Total knee arthroplasty (TKA), or total knee replacement, successfully relieves pain and restores function in an arthritic joint. While most people improve significantly, a small percentage experience persistent stiffness, limiting the ability to fully bend or straighten the knee. This restricted range of motion hinders daily activities like climbing stairs or sitting comfortably. Understanding the causes and the approach to resolving stiffness is the first step toward regaining full mobility.
Why Knee Stiffness Develops After Replacement Surgery
The primary reason for persistent stiffness is arthrofibrosis, characterized by excessive scar tissue formation within the joint. The body interprets surgical trauma as an injury, triggering an overzealous healing response that deposits thick, fibrous bands around the prosthesis. These scar tissue bands physically restrict the smooth movement of the joint surfaces, preventing the knee from achieving full range of motion.
Inadequate initial range of motion (ROM) is closely linked to scar tissue formation. If a patient does not aggressively move the joint immediately after surgery, the scar tissue matures and contracts in a shortened position, making later stretching difficult. Less common causes involve technical factors, such as component malpositioning or incorrect sizing, which mechanically block movement. Other contributors include infection or heterotopic ossification (the growth of excessive bone outside the normal skeleton).
Patient-Driven Strategies: Physical Therapy and Home Exercise
The cornerstone of treating post-operative stiffness is a consistent regimen of physical therapy and home exercises. The goal is to apply controlled force to the joint, lengthening the restrictive scar tissue without causing a new inflammatory response. Dedication to the exercise program, often involving two to three sessions daily, is the most powerful tool a patient has in the first few months after TKA.
Specific exercises focus on regaining both flexion (bending) and extension (straightening). For flexion, the heel slide is common: the patient lies on their back and slowly pulls the heel toward the buttocks, often using a strap or towel for assistance. For extension, the patient performs a static quadriceps set, pushing the back of the knee down against a rolled towel to achieve full straightening.
A stationary bicycle is an effective tool, providing a low-impact, rhythmic way to work on range of motion. Adjusting the seat height so the knee is only slightly bent at the bottom of the pedal stroke allows for gradual, sustained movement against minimal resistance. The principle of low-load, prolonged stretching is important: the patient holds a gentle stretch for an extended period (often 20 to 30 seconds) rather than using quick, forceful movements.
Managing pain and swelling is important for a successful rehabilitation program, as discomfort inhibits a patient’s willingness to exercise fully. Using ice or over-the-counter anti-inflammatory medications before or after exercise helps dampen the inflammatory response and allows for more productive stretching. Consistent compliance with the physical therapy schedule and daily home exercises provides the best chance of breaking down initial scar tissue before it becomes chronic.

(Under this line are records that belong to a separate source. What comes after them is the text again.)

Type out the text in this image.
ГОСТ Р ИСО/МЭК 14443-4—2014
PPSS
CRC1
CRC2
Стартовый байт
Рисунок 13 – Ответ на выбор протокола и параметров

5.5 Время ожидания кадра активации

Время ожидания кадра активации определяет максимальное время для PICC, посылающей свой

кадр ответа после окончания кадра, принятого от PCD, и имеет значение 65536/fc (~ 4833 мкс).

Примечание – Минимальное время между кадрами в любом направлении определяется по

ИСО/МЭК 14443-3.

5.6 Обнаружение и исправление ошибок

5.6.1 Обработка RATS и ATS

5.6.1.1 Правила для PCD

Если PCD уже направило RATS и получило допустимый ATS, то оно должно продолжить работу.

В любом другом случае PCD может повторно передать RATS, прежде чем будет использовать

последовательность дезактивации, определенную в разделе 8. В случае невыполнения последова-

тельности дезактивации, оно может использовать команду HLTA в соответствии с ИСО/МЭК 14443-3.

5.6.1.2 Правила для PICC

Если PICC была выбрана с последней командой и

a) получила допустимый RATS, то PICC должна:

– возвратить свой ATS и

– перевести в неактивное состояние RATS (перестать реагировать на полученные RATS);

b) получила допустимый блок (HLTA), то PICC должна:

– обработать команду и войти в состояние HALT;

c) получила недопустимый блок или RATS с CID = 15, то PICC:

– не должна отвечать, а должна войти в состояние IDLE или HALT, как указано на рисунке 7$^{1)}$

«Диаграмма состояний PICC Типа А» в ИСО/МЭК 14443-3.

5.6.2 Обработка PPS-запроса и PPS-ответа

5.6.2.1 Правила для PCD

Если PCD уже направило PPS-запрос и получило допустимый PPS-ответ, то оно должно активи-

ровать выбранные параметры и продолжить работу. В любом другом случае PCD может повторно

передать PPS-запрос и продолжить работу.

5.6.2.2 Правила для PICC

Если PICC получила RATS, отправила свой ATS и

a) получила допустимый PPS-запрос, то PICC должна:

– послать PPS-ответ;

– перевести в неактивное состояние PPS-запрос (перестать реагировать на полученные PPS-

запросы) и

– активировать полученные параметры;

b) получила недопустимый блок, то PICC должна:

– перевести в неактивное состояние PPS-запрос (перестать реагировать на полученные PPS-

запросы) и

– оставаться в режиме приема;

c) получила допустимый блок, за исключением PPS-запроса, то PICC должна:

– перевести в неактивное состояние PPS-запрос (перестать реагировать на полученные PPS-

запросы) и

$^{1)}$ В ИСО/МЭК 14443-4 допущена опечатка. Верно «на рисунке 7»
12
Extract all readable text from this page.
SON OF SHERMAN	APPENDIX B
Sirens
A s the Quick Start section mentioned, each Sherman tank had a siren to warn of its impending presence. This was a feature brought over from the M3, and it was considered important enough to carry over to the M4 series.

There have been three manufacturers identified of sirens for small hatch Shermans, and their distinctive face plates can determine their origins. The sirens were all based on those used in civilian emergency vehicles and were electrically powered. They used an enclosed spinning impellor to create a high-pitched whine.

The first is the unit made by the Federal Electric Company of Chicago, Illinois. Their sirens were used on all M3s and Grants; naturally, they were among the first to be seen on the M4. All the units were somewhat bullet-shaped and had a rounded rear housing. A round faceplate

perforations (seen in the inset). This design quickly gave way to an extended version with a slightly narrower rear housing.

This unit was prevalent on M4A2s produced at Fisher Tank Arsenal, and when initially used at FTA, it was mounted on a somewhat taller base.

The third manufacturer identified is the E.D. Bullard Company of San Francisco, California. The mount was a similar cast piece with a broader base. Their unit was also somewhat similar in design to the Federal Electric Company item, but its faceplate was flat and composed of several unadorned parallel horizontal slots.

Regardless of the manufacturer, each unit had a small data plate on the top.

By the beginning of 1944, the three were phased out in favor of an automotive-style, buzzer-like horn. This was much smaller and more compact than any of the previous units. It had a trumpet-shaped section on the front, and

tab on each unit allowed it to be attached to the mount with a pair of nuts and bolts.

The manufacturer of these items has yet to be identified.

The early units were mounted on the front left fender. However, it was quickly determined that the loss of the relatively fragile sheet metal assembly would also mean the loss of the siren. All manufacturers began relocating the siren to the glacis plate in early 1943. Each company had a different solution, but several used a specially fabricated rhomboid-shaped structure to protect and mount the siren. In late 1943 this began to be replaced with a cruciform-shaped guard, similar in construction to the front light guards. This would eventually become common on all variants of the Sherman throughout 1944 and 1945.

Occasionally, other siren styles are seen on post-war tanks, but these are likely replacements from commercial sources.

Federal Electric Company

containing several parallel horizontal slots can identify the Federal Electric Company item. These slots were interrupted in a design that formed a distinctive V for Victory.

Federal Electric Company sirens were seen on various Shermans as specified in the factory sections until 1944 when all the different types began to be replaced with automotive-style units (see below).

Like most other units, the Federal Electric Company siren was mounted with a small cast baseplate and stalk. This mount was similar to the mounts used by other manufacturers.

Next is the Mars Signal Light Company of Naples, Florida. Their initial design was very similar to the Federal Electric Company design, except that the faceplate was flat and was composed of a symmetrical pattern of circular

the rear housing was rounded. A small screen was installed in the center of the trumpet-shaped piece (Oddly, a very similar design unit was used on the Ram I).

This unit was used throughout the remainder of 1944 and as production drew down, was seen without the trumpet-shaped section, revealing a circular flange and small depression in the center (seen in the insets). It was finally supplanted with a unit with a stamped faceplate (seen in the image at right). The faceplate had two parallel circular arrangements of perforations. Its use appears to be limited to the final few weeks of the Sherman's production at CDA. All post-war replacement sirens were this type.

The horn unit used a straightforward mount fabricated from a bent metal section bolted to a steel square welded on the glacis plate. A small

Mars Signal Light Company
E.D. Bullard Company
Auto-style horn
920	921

Physician-Led Treatments for Unresolved Stiffness
When aggressive conservative treatment fails to achieve functional range of motion (stiffness persisting beyond three to six months), physicians recommend active interventions. The first-line procedure for early, stubborn stiffness is a Manipulation Under Anesthesia (MUA). This outpatient procedure involves putting the patient to sleep so the orthopedic surgeon can manually and forcefully bend and straighten the knee, fracturing the restrictive scar tissue bands.
The MUA procedure is most successful when performed early, generally within three months of the initial surgery, while the scar tissue is immature. Immediately following manipulation, the patient begins an aggressive physical therapy protocol to maintain the newly gained motion before the body forms new scar tissue. If stiffness is chronic, severe, or if a previous MUA was unsuccessful, the next step may be an arthroscopic lysis of adhesions.
This surgical procedure involves inserting a small camera and instruments into the knee joint to visualize and excise the thick, fibrous scar tissue. The surgeon uses specialized tools to cut away the bands mechanically impeding joint movement in areas like the suprapatellar pouch and the joint gutters. Lysis of adhesions is often combined with an MUA during the same session to maximize motion improvement. In rare cases where stiffness is caused by component malposition or a loose implant, revision surgery may be necessary to correct the mechanical problem and replace the prosthetic components.